Nodding to Los Angeles, New York and Chicago, Nike has crafted an Air Force 1 collection dubbed AF1 — ALL FOR ONE — made up of three designs that tell each city’s story in a bold fashion. From the warm sunshine of Los Angeles to the grit of NYC and the chilly winds of Chicago, each city has contributed immeasurably to street culture. Their respective Air Force 1s offer an insider’s perspective of sorts, as they were each crafted in tandem with local artists, government departments and community leaders.
First, Los Angeles presents an Air Force 1 High crafted by local artist Lauren Halsey. Its stark black base serves as a canvas for accents inspired by Los Angeles’s vibrant communities — namely the South Central neighborhood that Halsey grew up in. Prints on the sockliner and tongue tag nod to local storefronts and signs, while the lace deubre is a tact acknowledgement of Halsey’s Hieroglyph Crenshaw Project, a series of public murals that encourage communities to share their stories.

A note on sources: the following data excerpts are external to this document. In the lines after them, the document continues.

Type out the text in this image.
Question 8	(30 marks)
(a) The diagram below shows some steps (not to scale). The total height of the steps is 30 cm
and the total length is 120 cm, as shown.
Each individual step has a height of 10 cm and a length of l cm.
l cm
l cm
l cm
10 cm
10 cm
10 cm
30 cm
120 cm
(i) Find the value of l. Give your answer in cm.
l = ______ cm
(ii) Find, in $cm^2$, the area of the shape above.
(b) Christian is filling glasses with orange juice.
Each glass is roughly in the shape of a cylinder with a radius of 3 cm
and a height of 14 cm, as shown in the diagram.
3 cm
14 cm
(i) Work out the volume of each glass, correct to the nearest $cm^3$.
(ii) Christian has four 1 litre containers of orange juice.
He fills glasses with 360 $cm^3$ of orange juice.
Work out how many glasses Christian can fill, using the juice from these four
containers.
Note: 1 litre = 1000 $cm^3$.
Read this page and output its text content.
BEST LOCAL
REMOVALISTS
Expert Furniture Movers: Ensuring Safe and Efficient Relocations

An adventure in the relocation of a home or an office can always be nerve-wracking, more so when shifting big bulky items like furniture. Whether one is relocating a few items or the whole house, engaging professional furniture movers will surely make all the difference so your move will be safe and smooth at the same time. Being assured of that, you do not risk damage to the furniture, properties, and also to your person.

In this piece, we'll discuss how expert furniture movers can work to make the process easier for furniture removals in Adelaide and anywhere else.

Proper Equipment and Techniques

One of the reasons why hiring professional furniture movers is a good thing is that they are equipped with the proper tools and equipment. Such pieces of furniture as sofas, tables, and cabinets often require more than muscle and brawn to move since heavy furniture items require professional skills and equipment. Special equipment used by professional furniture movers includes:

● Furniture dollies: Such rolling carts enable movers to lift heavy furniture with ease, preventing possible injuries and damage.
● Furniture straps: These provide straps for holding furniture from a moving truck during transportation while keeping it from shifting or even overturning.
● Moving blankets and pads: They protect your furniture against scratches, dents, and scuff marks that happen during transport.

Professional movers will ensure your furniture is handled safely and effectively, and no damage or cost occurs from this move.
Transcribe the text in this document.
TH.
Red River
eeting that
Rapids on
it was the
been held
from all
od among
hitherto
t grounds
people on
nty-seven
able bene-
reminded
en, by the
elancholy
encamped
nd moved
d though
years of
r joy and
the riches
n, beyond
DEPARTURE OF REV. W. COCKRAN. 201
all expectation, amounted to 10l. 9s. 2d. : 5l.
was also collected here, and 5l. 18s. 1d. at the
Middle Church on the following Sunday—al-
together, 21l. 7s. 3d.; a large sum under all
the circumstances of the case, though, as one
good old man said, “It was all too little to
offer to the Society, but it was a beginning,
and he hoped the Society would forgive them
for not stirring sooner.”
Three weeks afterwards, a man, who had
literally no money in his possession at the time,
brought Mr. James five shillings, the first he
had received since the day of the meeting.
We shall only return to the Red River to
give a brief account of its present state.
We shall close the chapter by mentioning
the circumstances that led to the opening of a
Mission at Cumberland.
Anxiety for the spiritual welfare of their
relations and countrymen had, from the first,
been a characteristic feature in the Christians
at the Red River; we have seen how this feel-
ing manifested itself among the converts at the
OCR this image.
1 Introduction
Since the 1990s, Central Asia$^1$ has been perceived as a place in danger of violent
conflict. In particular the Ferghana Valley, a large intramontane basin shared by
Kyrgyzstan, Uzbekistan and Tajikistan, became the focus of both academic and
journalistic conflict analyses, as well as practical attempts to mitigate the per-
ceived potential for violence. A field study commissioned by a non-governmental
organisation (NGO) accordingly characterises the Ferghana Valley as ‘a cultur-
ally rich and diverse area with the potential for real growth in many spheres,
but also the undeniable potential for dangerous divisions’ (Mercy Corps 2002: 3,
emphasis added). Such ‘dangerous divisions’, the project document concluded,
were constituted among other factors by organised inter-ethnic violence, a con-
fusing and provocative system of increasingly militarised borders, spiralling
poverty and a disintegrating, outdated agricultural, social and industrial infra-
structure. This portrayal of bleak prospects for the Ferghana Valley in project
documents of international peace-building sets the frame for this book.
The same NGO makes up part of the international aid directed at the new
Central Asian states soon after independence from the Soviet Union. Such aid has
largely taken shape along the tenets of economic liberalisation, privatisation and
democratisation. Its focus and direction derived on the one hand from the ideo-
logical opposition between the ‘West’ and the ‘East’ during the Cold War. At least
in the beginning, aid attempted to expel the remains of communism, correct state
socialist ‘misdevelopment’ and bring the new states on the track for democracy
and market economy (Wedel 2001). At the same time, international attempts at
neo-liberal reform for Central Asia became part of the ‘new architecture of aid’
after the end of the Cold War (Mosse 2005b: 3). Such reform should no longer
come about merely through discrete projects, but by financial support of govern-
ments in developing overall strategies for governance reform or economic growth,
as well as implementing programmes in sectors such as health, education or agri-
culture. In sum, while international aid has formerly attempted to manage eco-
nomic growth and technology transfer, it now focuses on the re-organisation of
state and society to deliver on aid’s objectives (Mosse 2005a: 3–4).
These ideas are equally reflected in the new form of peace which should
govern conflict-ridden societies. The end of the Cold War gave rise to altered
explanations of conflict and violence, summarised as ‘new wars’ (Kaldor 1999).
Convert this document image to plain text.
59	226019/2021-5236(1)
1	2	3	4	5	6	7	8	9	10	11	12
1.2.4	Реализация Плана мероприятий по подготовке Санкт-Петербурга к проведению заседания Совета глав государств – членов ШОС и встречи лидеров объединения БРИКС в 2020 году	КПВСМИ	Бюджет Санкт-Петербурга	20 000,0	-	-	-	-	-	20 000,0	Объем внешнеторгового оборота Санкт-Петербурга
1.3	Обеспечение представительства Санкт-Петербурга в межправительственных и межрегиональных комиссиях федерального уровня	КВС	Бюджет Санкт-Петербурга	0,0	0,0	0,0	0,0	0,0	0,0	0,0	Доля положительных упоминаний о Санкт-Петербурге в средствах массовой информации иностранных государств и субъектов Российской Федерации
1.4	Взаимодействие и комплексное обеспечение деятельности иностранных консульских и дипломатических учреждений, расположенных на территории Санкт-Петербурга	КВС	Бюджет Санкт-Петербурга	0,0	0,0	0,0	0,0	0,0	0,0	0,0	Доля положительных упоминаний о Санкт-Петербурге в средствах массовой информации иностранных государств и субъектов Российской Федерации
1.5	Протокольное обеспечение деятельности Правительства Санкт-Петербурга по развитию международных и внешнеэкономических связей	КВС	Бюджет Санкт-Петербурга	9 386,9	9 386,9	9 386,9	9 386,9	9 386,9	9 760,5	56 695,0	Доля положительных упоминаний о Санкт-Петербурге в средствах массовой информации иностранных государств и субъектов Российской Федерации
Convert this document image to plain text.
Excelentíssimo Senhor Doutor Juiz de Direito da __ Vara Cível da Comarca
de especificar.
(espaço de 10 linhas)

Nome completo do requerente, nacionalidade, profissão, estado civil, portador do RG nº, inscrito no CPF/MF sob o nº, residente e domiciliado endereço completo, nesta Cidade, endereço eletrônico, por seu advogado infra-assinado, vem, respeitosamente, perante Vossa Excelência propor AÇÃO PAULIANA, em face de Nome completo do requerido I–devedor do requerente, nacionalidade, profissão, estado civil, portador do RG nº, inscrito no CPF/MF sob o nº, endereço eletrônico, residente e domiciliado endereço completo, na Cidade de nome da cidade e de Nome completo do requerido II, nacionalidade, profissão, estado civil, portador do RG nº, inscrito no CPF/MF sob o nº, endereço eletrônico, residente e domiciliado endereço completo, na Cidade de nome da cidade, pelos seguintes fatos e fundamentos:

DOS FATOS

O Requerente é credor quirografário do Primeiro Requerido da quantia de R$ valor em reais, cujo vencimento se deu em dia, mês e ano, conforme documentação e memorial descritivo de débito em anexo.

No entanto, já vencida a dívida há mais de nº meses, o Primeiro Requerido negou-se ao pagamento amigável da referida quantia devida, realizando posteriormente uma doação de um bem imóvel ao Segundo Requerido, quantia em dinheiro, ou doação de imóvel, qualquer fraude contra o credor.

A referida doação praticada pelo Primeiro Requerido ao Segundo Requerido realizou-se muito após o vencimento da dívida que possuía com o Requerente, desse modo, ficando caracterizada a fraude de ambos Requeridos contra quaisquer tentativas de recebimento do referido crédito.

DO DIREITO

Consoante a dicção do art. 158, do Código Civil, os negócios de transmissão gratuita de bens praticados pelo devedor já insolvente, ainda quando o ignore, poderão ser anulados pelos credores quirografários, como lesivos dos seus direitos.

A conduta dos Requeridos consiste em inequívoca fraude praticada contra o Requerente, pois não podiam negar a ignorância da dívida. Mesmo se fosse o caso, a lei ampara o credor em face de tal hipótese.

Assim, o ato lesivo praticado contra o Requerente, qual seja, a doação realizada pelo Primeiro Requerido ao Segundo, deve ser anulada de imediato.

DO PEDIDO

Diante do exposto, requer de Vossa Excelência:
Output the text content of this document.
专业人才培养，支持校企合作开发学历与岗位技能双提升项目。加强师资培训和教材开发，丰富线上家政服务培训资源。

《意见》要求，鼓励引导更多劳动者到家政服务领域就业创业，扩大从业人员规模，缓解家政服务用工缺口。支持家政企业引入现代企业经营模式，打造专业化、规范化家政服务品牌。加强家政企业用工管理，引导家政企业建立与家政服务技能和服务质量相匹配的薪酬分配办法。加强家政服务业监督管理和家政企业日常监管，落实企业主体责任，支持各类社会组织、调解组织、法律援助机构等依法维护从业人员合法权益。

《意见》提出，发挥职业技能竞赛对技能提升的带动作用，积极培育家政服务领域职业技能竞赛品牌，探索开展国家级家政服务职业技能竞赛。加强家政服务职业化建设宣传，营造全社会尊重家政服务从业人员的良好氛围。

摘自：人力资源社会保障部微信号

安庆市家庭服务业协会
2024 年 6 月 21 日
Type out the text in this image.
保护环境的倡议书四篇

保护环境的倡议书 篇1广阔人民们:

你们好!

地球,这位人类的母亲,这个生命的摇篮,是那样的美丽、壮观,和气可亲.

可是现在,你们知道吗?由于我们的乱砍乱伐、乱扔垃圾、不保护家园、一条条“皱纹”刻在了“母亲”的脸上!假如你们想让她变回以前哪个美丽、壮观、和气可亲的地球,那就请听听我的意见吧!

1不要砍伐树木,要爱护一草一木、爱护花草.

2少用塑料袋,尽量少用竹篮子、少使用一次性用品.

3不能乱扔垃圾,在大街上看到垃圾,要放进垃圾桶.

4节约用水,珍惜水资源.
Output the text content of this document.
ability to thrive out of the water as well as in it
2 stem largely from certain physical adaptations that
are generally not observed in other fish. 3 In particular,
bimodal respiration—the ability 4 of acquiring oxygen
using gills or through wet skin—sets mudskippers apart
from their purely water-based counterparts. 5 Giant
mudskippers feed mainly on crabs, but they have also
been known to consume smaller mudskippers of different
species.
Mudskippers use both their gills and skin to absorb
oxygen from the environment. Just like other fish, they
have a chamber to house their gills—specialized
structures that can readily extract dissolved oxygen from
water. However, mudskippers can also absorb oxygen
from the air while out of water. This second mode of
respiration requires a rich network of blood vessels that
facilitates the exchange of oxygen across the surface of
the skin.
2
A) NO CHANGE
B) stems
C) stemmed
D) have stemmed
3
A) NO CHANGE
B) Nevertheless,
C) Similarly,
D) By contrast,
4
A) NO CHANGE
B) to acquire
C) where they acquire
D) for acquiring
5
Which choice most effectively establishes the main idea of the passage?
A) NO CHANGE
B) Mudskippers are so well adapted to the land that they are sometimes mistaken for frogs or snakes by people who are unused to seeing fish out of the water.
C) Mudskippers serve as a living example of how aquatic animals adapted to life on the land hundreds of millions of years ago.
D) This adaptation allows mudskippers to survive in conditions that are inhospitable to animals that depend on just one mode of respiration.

Next to bat is New York. Its stark black Air Force 1 Low with colorful accents is a collaboration with the city’s Parks Department, a municipal organization that’s responsible for overseeing the 1,900 parks spread across the five boroughs. From basketball courts to skateparks and lush green fields for relaxing, the parks play a huge part in city life. Therefore, the Parks Department’s signature leaf logo is presented boldly on the tongue, which also features interchangeable patches. The upper is constructed of leather and mesh panels inspired by chain-link fences, hi-vis reflective trim provides pops of flair, and the multicolor outsole is constructed of recycled Nike Grind material. It’s also accompanied by a 12-piece apparel collection.
Last but not least, Chicago is repped by an Air Force 1 Low. Calling upon No Cuts No Glory, a popular local barbershop owned by master barber Drew Henderson, the shoe salutes the communal atmosphere present in Henderson’s business and others like it around the Windy City. Unique tweaks include a special tongue tag that juxtaposes Chicago’s recognizable skyline into a barber’s comb, a pony-hair tab for a quite literal nod to haircuts, an icy sole with a black and white diamond pattern for a nod to traditional barbershop floors, and an insole graphic with two clasped hands for unity. It’s functional too, thanks to rolled midsole edges for easy clean-up and waxed laces.
The NYC pair is slated for a December 5 release, with LA and Chicago set to follow on December 7. All three styles will release on Nike SNKRS and at select boutiques in their respective cities.